Thirdly and finally, the Magi were givers. We had a bit of fun with this at Knaphill during the Christingle service on Christmas Eve. Following a throwaway comment, we based the whole service on the theme of ‘Elf and Safety’. We retold the Christmas story in dramatic form, but every now and again an elf would appear and object that something broke ‘elf and safety’ rules. For example, the donkey should not have been allowed to cover so many miles in such a short time, and it should have had a tag on its ear.

When it came to the arrival of the Magi, another elf sprang out when they produced the gold, frankincense and myrrh. He wanted to know whether they had an import licence for these goods.

I think some of us have trouble with the gifts of the Magi. They are so expensive and extravagant. Surely they are beyond us? Or maybe we don’t want to be challenged. So we resort to ancient explanations that the gold symbolises Jesus’ kingship, the frankincense his priestly role and the myrrh his death. We do so, despite Matthew never claiming that meaning in the text and despite none of the major commentaries seriously entertaining that interpretation.

But perhaps the key to understanding this example of devotion is not the contents but the container, not the gifts but the treasure box. The Magi ‘[opened] their treasure-chests’ (verse 11), and I think that is the call to us. What are our treasure chests? What are the things we treasure – which might be money, possessions, talents or a whole lot of other things? Our treasures may well not be gold, frankincense or myrrh, but there are aspects of our lives that are inordinately precious to us, and the Christian disciple lays them down before Jesus as an act of worship and commitment.

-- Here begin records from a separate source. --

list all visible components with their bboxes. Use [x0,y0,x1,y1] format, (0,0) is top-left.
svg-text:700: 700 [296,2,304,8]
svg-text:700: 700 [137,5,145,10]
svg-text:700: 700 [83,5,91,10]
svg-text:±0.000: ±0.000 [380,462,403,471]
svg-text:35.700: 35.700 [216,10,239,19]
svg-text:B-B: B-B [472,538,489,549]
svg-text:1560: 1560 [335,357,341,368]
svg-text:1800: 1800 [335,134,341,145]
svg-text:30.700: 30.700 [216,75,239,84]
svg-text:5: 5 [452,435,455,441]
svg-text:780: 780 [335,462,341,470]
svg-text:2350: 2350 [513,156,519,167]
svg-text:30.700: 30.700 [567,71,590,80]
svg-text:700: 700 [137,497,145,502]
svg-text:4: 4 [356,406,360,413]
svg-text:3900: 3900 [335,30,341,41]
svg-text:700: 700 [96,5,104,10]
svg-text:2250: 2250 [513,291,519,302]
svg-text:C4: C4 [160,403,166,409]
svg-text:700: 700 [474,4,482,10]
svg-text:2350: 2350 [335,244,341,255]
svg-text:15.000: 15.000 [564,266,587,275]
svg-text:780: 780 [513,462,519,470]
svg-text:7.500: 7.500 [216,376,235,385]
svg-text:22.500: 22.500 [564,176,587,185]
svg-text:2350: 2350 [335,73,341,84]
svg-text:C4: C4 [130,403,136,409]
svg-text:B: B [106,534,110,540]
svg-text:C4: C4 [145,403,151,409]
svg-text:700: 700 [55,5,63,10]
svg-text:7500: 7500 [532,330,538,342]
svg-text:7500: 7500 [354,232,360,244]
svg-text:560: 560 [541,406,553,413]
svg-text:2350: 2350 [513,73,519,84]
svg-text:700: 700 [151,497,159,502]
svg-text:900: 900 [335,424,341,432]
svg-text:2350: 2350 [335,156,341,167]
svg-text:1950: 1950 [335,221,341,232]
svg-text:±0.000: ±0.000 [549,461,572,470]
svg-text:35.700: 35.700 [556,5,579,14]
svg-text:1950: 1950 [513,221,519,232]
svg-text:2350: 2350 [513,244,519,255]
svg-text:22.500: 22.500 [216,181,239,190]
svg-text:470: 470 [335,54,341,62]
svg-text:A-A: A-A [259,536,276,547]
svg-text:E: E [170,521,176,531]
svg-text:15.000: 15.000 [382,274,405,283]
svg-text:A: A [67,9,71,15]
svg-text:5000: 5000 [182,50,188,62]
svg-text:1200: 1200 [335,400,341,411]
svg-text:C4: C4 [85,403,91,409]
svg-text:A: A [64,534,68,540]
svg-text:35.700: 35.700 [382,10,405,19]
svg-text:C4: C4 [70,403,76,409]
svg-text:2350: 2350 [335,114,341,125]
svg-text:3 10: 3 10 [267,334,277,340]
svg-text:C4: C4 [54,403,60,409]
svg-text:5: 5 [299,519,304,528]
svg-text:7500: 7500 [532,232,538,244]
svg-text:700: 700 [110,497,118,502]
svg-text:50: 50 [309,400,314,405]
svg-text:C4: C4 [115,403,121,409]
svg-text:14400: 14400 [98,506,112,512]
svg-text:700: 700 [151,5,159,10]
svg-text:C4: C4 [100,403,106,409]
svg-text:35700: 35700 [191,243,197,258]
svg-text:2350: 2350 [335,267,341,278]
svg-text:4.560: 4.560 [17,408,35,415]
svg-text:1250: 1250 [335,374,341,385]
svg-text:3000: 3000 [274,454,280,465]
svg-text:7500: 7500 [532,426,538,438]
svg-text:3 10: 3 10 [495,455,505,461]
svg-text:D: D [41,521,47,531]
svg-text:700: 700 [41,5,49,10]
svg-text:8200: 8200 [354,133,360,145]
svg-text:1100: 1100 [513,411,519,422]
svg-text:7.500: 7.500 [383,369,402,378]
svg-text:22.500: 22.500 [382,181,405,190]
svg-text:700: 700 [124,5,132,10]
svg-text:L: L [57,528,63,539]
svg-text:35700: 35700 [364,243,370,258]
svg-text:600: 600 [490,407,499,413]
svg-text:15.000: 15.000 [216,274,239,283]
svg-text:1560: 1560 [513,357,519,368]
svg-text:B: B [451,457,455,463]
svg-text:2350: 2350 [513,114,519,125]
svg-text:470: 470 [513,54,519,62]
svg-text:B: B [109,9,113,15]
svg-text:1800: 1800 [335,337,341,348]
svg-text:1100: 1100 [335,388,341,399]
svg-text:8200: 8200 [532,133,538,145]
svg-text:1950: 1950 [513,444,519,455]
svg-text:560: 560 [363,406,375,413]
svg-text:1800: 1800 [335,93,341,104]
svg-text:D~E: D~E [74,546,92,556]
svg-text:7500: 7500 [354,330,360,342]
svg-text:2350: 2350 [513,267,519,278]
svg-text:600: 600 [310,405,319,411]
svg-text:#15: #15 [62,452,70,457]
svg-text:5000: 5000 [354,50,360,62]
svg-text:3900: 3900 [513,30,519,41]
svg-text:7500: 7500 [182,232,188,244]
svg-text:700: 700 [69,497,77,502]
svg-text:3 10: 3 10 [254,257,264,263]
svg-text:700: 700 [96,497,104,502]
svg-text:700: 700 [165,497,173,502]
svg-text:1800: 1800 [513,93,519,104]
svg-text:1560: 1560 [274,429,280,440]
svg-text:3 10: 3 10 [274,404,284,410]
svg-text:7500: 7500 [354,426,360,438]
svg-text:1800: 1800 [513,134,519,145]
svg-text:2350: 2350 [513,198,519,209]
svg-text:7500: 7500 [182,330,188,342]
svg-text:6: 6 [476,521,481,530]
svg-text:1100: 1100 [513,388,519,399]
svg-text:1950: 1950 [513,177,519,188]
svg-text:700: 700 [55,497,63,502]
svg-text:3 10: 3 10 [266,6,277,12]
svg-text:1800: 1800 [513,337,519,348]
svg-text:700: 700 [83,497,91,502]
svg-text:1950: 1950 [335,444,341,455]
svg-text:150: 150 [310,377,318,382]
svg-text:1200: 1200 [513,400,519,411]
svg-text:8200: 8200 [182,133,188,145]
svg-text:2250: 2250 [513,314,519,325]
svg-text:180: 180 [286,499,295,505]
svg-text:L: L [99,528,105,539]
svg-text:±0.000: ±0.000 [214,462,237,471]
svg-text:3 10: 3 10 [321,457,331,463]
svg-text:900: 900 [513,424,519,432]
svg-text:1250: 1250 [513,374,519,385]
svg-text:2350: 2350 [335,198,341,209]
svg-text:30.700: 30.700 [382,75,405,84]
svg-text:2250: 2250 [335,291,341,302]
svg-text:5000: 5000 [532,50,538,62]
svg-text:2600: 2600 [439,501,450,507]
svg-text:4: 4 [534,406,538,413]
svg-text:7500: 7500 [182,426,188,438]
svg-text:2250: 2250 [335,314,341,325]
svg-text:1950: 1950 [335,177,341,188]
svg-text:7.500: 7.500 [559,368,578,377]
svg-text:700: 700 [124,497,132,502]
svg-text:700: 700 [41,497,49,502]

I believe that is something well worth thinking about as we make our solemn vows again this year in the traditional words of the Covenant Prayer. Our treasures may not be just money, talents or possessions. They may be people, ambitions or dreams we have had for our lives. All these we bring to the feet of Christ and say, “Here is all that is most precious to me. I offer it to you. Use it as you will.”

That was what made the Magi different. Herod was desperate to clutch tightly onto what he considered to be rightly his. The chief priests and scribes had great intellectual gifts, but those talents were not offered to the true King of the Jews. They were just intellectual dilettantes, not servants of God’s kingdom.

There may be ways in which our churches are mixtures of mini-Herods, priests and scribes and Magi. We have little Herods who secretly find Jesus a threat to their whole way of life. We have priests and scribes who are full of religious knowledge but empty when it comes to practical obedience. But we also have Magi, people who may not be the likely suspects but who actually are more committed to Jesus Christ than anyone else in the neighbourhood.

But in truth, each one of us may be a mixture of the three. Sometimes we are antagonistic towards what Jesus wants of us. Sometimes we are apathetic. And sometimes – thankfully – we are as passionate for Christ as the Magi were.

Let us identify these different aspects of ourselves this morning, so that we may put aside our Herod tendencies and our priestly and scribal complacency, in order that we may renew our to listen for God’s will and obey it the best way we know how; to strike out on the pilgrim way, even if that means going far from what we would call home; and to offer our treasures in devotion at the feet of Christ.

May that be the attitude of our hearts in a few minutes’ time, when we come to recite again the – truly – awesome words of the Covenant Prayer.